M. Bruno Sido. C’est vrai !

M. Laurent Duplomb. Et pourtant, depuis quelques années, avec des médias à l’affût de tout événement croustillant susceptible de faire progresser leur audimat, et des personnes en recherche de notoriété, comme ce pseudo-agriculteur du Larzac, qui d’ailleurs ne l’a pas été longtemps, un courant de vents mauvais souffle sur l’image de notre agriculture.

Cette même agriculture, plébiscitée hier par tous ces Français issus de familles agricoles sur deux ou trois générations, est aujourd’hui la cible de toutes les attaques.

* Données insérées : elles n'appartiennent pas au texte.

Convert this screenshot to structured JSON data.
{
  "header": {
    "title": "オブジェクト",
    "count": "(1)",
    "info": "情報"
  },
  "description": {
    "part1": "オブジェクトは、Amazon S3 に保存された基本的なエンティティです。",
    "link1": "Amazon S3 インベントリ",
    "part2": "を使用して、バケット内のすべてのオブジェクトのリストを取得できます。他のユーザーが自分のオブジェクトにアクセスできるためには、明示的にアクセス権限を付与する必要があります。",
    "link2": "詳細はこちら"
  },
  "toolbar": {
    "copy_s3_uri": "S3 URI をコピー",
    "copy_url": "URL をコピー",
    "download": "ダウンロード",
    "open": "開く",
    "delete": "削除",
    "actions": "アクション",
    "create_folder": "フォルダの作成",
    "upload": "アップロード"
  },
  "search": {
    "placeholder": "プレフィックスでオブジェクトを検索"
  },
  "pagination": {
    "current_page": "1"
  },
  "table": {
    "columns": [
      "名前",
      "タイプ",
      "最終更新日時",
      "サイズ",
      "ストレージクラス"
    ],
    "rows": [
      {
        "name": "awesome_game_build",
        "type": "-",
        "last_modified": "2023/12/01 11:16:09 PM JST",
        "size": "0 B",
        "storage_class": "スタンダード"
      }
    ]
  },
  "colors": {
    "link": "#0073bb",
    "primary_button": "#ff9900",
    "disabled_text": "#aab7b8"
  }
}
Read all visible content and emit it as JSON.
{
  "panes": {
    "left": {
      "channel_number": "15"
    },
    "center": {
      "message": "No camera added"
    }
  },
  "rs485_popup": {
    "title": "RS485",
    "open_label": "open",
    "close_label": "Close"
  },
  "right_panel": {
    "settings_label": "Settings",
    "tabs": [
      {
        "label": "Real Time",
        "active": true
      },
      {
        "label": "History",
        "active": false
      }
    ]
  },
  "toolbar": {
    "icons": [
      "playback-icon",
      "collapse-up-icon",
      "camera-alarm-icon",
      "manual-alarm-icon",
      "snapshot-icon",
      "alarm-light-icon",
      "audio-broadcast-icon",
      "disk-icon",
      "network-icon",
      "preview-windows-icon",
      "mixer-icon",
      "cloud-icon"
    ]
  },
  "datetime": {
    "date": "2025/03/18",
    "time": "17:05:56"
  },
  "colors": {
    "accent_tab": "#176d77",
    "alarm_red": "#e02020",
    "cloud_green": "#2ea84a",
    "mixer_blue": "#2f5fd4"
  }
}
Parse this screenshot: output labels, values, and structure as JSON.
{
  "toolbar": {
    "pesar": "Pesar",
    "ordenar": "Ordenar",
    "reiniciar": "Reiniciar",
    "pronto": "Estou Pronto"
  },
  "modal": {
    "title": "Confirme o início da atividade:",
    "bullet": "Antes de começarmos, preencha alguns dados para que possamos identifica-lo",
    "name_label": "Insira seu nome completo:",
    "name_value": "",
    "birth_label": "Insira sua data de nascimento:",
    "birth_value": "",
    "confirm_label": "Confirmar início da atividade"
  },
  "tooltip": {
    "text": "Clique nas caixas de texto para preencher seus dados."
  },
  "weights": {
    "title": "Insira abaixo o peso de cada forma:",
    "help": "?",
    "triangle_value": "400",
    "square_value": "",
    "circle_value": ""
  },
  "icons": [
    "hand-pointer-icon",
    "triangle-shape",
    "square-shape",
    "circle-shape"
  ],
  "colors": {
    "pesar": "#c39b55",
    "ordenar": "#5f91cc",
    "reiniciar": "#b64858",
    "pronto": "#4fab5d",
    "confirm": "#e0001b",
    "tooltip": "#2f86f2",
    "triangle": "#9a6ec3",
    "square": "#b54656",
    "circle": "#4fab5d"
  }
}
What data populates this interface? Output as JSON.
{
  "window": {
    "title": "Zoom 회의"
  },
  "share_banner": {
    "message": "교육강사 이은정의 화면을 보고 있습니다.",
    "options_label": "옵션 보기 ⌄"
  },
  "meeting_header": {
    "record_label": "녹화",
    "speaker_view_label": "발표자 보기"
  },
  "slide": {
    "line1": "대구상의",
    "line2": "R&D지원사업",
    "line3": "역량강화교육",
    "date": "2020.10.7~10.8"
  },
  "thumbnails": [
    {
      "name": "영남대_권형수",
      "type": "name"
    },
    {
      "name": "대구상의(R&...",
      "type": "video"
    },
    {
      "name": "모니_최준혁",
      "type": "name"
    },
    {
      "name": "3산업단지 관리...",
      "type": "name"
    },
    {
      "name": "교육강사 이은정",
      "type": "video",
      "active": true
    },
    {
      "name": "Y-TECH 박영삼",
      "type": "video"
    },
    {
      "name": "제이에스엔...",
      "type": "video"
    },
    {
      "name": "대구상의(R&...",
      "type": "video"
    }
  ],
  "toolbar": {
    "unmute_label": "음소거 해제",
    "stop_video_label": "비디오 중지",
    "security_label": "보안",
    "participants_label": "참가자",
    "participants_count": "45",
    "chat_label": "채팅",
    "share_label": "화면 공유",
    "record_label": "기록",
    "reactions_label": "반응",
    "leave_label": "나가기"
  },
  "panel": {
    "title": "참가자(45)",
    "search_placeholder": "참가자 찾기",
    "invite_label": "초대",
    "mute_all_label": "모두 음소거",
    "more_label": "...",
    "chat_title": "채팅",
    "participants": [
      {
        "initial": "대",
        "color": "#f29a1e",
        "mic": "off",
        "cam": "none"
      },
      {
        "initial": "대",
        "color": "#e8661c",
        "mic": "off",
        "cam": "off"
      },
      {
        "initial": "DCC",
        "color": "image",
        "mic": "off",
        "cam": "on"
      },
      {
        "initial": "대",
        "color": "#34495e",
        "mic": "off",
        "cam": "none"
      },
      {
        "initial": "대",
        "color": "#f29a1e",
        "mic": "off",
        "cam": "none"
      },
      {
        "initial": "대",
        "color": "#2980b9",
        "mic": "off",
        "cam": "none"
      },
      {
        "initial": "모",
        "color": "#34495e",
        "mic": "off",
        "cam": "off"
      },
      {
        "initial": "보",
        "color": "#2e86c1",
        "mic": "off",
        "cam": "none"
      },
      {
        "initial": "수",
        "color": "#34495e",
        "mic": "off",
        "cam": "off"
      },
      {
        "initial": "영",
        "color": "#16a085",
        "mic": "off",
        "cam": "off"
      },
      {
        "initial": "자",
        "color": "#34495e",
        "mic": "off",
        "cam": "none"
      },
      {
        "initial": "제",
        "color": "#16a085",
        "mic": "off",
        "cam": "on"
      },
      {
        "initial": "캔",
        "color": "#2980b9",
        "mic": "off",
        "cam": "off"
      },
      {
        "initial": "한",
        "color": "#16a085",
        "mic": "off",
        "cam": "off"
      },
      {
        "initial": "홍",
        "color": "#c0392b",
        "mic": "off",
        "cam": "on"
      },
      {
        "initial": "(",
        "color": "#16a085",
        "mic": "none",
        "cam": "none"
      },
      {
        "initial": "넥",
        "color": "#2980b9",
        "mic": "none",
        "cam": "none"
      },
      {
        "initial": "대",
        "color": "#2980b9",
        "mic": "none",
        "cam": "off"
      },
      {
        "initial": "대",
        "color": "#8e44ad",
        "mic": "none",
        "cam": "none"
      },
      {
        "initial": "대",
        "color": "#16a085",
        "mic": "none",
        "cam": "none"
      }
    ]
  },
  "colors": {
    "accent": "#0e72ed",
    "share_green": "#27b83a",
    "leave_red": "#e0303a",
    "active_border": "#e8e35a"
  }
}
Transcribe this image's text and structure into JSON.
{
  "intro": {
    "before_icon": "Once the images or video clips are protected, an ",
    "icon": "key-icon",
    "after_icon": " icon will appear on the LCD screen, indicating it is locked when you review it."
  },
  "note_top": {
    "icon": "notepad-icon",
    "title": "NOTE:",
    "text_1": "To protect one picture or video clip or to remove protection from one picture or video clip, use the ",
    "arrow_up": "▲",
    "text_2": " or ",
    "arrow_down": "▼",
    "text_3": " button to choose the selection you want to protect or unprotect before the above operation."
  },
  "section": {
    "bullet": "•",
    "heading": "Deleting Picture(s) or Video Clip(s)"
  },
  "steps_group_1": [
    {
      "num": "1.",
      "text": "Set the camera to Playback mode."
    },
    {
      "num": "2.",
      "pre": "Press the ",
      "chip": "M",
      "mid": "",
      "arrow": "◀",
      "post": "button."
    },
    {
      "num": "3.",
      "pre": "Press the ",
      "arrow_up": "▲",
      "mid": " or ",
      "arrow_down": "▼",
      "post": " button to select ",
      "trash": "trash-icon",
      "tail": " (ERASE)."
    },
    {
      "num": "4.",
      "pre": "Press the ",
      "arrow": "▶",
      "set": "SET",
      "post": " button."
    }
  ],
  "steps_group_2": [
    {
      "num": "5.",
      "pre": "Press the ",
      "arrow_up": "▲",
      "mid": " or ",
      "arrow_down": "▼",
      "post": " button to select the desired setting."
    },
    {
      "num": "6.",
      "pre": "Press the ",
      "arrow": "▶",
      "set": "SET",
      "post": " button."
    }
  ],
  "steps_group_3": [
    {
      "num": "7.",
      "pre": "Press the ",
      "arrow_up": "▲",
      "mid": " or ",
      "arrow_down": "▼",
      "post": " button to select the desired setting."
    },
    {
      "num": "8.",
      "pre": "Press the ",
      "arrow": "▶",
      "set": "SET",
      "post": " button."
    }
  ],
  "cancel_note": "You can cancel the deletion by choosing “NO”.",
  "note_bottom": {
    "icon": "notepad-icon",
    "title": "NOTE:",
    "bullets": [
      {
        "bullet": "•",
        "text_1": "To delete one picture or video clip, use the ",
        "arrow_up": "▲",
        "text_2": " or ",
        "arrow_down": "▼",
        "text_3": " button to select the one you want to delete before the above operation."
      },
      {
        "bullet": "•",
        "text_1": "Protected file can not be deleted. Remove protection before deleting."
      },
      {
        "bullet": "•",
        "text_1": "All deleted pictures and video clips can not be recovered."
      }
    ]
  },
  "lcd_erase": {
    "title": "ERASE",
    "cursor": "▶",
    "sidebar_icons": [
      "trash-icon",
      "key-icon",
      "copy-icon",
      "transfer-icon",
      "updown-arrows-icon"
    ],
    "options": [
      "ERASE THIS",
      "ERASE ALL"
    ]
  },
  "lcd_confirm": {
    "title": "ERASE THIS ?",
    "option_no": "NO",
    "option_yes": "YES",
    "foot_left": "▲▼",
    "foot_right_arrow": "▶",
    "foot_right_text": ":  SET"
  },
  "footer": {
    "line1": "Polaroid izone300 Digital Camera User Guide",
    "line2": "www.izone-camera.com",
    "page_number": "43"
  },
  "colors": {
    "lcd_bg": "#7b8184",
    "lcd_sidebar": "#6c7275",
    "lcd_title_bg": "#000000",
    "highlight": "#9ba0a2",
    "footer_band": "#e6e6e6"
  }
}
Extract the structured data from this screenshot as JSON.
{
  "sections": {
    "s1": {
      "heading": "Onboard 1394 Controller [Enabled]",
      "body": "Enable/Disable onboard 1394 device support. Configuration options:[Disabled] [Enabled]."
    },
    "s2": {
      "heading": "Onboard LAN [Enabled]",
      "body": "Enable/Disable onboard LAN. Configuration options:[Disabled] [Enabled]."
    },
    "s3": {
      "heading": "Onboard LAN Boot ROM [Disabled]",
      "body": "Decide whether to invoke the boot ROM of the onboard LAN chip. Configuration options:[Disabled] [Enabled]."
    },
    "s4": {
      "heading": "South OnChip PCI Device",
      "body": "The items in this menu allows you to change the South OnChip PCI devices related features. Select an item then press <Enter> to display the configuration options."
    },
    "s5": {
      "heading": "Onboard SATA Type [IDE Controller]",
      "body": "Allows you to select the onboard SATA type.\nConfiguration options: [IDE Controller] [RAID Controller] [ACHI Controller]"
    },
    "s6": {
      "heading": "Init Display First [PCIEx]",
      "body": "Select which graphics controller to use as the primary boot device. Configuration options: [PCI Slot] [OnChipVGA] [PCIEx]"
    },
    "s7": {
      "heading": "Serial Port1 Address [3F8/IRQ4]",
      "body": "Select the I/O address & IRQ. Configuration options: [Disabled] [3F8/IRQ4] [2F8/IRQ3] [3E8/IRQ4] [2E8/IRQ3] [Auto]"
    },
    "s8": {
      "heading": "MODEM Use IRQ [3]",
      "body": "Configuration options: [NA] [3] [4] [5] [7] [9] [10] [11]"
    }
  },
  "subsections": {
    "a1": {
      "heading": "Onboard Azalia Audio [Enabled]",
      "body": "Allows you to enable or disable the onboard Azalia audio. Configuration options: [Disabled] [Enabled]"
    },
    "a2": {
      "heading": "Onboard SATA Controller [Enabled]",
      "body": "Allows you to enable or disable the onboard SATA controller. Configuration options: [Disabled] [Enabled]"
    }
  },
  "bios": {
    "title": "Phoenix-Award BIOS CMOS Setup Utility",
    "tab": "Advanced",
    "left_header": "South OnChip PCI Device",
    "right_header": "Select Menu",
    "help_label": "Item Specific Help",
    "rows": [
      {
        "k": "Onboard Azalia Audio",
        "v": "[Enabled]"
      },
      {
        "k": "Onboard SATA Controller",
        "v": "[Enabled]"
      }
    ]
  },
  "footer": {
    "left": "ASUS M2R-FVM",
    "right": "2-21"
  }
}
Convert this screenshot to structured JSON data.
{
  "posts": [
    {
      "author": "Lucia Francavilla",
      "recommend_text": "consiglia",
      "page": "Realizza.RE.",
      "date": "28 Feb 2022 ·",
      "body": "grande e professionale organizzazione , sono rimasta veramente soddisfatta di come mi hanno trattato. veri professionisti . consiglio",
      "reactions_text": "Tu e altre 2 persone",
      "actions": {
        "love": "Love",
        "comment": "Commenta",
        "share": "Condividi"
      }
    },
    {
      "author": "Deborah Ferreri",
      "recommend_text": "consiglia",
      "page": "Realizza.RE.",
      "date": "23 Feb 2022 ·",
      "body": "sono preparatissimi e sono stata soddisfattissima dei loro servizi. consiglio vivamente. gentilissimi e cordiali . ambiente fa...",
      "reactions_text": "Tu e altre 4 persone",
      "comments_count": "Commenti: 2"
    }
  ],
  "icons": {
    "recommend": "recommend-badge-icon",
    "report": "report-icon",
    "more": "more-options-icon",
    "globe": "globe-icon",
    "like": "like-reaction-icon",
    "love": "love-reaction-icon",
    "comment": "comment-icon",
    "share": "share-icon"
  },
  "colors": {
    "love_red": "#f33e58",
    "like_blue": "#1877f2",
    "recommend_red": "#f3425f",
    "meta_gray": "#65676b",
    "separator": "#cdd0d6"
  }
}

Attaques de tous ceux, passéistes et nostalgiques de l’agriculture de leurs grands-parents ou arrière-grands-parents, qui souhaiteraient, les dimanches ou pendant les vacances, avec tout le confort, retrouver une campagne figée dans les années cinquante où les agriculteurs, que dis-je, les paysans, fauchaient encore à la faux. Mais les auteurs de ces attaques n’ont pas l’objectivité de reconnaître que les moyens nécessaires à leurs loisirs sont les fruits de l’effort agricole accompli, depuis des décennies, pour favoriser leur pouvoir d’achat.

En effet, 10 % à 12 % du pouvoir d’achat des Français sont consacrés aujourd’hui à l’alimentation, contre plus de 40 % dans les années cinquante.

Attaques de tous ces fanatiques de l’écologie punitive qui, par leur dogmatisme, conduisent notre agriculture à sa perte et favorisent l’importation de tonnes de denrées alimentaires produites dans des pays avec des règles environnementales et sanitaires aux antipodes des nôtres.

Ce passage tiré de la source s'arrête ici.